Leveraging semantic signatures for bug search in binary programs

Software vulnerabilities still constitute a high security risk and there is an ongoing race to patch known bugs. However, especially in closed-source software, there is no straightforward way (in contrast to source code analysis) to find buggy code parts, even if the bug was publicly disclosed. To tackle this problem, we propose a method called Tree Edit Distance Based Equational Matching (TEDEM) to automatically identify binary code regions that are "similar" to code regions containing a reference bug. We aim to find bugs both in the same binary as the reference bug and in completely unrelated binaries (even compiled for different operating systems). Our method even works on proprietary software systems, which lack source code and symbols. The analysis task is split into two phases. In a preprocessing phase, we condense the semantics of a given binary executable by symbolic simplification to make our approach robust against syntactic changes across different binaries.
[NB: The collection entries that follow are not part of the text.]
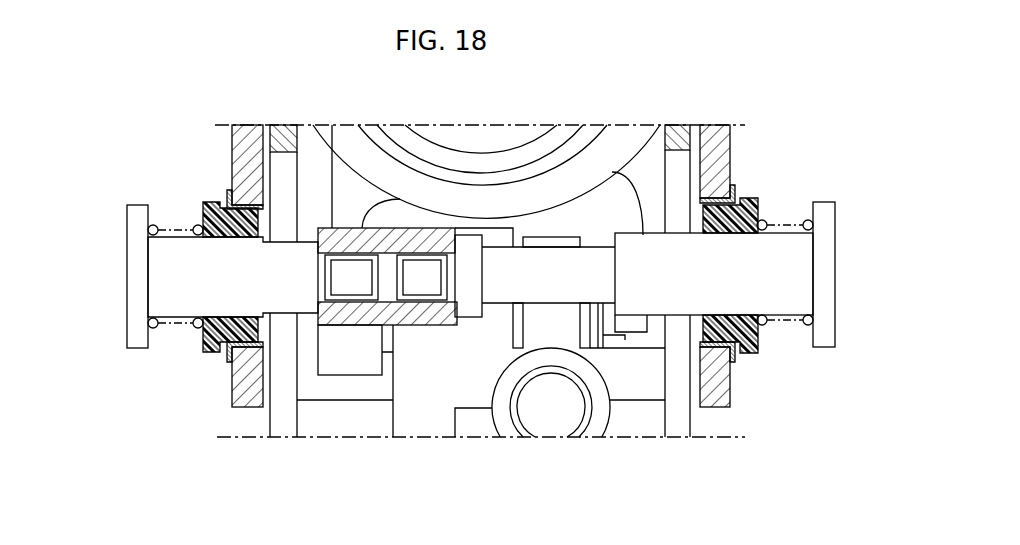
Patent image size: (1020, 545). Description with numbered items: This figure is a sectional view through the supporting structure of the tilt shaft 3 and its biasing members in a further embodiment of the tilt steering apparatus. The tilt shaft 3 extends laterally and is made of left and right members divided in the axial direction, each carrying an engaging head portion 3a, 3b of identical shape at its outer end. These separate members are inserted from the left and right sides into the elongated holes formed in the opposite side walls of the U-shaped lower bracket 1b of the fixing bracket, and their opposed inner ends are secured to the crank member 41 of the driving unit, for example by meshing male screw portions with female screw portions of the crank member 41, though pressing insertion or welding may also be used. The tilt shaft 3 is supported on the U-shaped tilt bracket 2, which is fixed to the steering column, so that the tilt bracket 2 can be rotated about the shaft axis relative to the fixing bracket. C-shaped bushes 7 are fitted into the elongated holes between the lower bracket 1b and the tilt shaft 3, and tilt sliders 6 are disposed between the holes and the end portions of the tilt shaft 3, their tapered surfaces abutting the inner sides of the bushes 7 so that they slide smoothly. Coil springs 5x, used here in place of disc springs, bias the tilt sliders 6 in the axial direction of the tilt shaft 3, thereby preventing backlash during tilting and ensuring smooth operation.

The lower bracket 1b is at (237, 142).
The tilt bracket 2 is at (287, 128).
The tilt shaft 3 is at (826, 196).
The engaging head portion 3a is at (140, 348).
The engaging head portion 3b is at (826, 348).
The coil spring 5x is at (155, 225).
The tilt slider 6 is at (212, 352).
The bush 7 is at (229, 190).
The crank member 41 is at (352, 362).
Second, we use tree edit distances as a basic block-centric metric for code similarity. This allows us to find instances of the same bug in different binaries and even spotting its variants (a concept called vulnerability extrapolation). To demonstrate the practical feasibility of the proposed method, we implemented a prototype of TEDEM that can find real-world security bugs across binaries and even across OS boundaries, such as in MS Word and the popular messengers Pidgin (Linux) and Adium (Mac OS).